Jakarta (ANTARA News) - Komisi Pemberantasan Korupsi (KPK) masih menelusuri aliran dana yang dikeluarkan oleh sejumlah pengembang terkait reklamasi Pantai Utara Jakarta.
"Kami tidak bisa berandai-andai tapi kalau cukup bukti dan kita bisa buktikan bahwa ada aliran dana kemana pun perginya InsyaAllah kita telusuri," kata Wakil Ketua KPK Laode M Syarif di gedung KPK Jakarta, Rabu.
"(Aliran dana) itu semuanya sedang diteliti, jadi kasus ini memang besar makanya diteliti dengan baik," tambah Laode.
Sebelumnya, Gubernur DKI Jakarta Basuki Tjahaja Purnama alias Ahok mengakui adanya "perjanjian preman" dengan pengembang dalam pelaksanaan reklamasi karena tidak ada peraturan daerah (Perda) yang bisa dijadikan sebagai landasan kuat untuk mengenakan kewajiban tambahan.
Menurut Ahok, kesepakatan itu dibuat berlandaskan Keputusan Presiden Nomor 52 Tahun 1995 tentang Reklamasi Pantai Utara Jakarta.
Dalam "perjanjian preman" tersebut, empat perusahaan pengembang yang melaksanakan proyek reklamasi, yaitu PT Muara Wisesa, PT Jakarta Propertindo, PT Taman Harapan Indah dan PT Jaladri Kartika Pakci, disebut akan membantu Pemerintah Provinsi DKI Jakarta mengendalikan banjir di kawasan utara Jakarta.
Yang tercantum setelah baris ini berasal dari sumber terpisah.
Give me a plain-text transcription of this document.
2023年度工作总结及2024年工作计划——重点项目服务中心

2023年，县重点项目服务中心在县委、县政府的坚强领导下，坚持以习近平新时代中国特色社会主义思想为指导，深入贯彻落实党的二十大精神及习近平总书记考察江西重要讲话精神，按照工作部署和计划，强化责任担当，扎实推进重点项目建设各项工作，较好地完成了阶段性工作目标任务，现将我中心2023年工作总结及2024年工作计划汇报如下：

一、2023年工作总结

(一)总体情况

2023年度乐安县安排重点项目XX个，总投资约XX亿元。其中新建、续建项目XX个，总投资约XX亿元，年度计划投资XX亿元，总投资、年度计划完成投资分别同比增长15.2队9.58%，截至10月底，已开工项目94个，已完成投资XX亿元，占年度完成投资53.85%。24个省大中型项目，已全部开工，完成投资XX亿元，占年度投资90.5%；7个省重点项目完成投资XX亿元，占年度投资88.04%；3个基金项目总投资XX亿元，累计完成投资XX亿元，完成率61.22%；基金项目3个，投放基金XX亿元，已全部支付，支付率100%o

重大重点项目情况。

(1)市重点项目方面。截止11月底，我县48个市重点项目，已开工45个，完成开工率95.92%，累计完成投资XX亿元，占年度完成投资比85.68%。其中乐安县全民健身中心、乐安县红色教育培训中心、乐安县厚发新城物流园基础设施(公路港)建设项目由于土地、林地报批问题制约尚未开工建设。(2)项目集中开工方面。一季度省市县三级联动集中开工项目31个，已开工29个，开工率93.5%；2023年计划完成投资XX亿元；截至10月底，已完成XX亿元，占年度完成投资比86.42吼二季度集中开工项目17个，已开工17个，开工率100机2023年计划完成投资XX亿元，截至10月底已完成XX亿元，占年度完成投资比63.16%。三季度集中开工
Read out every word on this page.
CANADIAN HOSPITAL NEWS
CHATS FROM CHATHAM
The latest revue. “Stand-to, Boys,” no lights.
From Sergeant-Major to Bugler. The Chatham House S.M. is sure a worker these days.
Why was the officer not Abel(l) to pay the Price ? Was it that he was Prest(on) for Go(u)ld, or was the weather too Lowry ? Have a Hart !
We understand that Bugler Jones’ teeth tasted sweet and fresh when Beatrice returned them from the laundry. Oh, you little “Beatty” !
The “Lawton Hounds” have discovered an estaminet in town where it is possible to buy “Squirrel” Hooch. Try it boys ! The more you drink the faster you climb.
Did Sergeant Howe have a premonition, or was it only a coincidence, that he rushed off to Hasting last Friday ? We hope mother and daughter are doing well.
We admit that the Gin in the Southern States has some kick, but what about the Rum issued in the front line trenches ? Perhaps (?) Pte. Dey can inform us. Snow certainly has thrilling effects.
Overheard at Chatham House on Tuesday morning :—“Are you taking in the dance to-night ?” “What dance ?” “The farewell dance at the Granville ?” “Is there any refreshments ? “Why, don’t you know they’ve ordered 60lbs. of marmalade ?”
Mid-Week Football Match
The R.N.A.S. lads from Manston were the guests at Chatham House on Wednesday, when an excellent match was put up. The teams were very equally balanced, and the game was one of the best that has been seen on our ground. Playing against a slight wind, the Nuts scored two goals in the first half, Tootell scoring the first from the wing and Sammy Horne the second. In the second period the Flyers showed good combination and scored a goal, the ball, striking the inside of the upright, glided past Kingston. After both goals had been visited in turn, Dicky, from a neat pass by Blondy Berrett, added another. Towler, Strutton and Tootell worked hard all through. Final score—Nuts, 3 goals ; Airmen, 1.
Menurut Ahok, khusus PT Agung Podomoro Land sudah mengeluarkan Rp200 miliar. Namun, nominal tersebut belum sepenuhnya dari nilai kontribusi tambahan yang semestinya.
KPK sudah memeriksa sejumlah pihak dan menetapkan tersangka dalam perkara suap terkait pembahasan rancangan peraturan terkait reklamasi di Jakarta.
KPK menetapkan Presiden Direktur PT Agung Podomoro Arieswan Widjaja dan Personal Assistant PT Agung Podomoro Land Trinanda Prihantoro sebagai tersangka pemberi suap Rp2 miliar kepada Ketua Fraksi Partai Gerindra DPRD DKI Jakarta Mohamad Sanusi.